Ma joie revient à la vue du plat de poisson, ici l’omble chevalier travaillé en mousse. Inséré dans un fond de tartelette croustillante, il est bordé d’une fine duxelle de champignons et surmontée de caviar osciètre. Cette excellente assiette est arrosée d'un bouillon d’oignons caramélisés: au top! Mathieu Croze, en bon technicien, maîtrise l’art des sauces.

Omble chevalier, champignons, caviar
Photo: Nouhad Monpays

Puis, il y a eu le veau, parfaitement cuit, généreusement servi, accompagné d’un panais et d’une sauce parfaite au cacao de la marque locale Orfèvre. Exquis certes: un bon classique réconfortant.

Veau et panais
Photo: Nouhad Monpays

Des desserts gourmands

Pour le dessert, c’est au tour du discret Kevin Ollivier, l'acolyte pâtissier de Mathieu de faire le show. Son élégant dessert, aux goûts puissants est une mousse «grand-mère» (sans les jaunes). Elle associe un chocolat corsé avec du vinaigre de miel de châtaignes, on la retrouve servie tout en douceur avec une glace de vanille fumée: une belle suite.
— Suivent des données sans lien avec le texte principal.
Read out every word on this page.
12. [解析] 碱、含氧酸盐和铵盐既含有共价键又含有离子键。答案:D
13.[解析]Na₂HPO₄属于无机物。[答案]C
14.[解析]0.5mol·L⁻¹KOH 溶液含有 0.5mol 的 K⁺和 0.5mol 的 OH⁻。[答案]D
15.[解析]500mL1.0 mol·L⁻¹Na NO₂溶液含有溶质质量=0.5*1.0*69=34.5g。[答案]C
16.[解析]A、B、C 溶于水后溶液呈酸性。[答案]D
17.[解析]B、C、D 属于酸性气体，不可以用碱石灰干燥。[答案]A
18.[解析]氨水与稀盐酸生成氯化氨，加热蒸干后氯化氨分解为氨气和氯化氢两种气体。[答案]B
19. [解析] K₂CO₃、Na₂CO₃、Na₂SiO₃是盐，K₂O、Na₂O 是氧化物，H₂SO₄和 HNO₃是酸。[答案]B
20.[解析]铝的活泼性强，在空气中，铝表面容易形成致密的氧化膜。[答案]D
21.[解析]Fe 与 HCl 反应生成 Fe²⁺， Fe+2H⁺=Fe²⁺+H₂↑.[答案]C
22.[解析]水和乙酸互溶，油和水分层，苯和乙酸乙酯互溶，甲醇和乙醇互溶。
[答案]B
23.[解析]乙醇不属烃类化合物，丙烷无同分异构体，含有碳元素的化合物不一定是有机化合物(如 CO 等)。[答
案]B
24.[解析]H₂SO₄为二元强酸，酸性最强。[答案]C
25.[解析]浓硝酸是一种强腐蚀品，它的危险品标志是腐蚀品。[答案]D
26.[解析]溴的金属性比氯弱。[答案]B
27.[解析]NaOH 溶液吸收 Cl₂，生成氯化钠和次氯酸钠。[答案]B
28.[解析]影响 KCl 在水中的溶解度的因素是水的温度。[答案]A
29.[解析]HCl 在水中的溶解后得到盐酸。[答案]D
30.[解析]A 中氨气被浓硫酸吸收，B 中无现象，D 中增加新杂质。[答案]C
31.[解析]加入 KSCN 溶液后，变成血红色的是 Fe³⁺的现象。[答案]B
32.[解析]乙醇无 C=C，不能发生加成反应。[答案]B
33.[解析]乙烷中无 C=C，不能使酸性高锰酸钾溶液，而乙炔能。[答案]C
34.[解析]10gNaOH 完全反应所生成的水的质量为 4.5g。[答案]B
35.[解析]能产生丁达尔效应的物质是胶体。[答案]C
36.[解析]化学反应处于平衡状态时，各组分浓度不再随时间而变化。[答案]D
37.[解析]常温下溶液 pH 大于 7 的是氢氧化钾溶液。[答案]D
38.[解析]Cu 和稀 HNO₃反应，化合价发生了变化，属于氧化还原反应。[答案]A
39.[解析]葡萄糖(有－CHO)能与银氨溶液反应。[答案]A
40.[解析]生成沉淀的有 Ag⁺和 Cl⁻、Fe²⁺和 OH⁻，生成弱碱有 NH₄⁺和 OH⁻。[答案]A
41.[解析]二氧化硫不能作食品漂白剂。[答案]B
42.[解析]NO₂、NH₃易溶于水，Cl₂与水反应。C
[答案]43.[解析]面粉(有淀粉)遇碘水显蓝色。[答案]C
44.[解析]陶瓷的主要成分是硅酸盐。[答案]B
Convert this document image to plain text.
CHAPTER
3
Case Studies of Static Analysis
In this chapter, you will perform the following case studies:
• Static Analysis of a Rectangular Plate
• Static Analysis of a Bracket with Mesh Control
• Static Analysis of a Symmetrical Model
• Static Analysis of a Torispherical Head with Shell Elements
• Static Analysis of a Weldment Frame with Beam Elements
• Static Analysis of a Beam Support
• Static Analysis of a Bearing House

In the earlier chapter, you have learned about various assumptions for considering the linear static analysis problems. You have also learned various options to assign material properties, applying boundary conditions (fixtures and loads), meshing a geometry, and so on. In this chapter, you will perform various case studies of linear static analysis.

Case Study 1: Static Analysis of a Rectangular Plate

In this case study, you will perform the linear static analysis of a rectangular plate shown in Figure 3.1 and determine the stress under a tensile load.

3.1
Enfin, on note les excellentes mignardises de fin de repas, une guimauve colorée et une pâte de fruits lovées sur une belle assiette d'écorces d’orange qui parfument magnifiquement le tout.

Mousse au chocolat grand-mère
Photo: Nouhad Monpays

C’est une évidence, si un dur labeur attend Mathieu, il a dans sa cuisine du beau, de la couleur, de la gourmandise et une belle émotion. Il y aura de la superbe - à n’en pas douter - s’il réussit, à asseoir son audace et sa créativité, et à s'émanciper des griffes du Chat pour lui enfiler une nouvelle paire de bottes.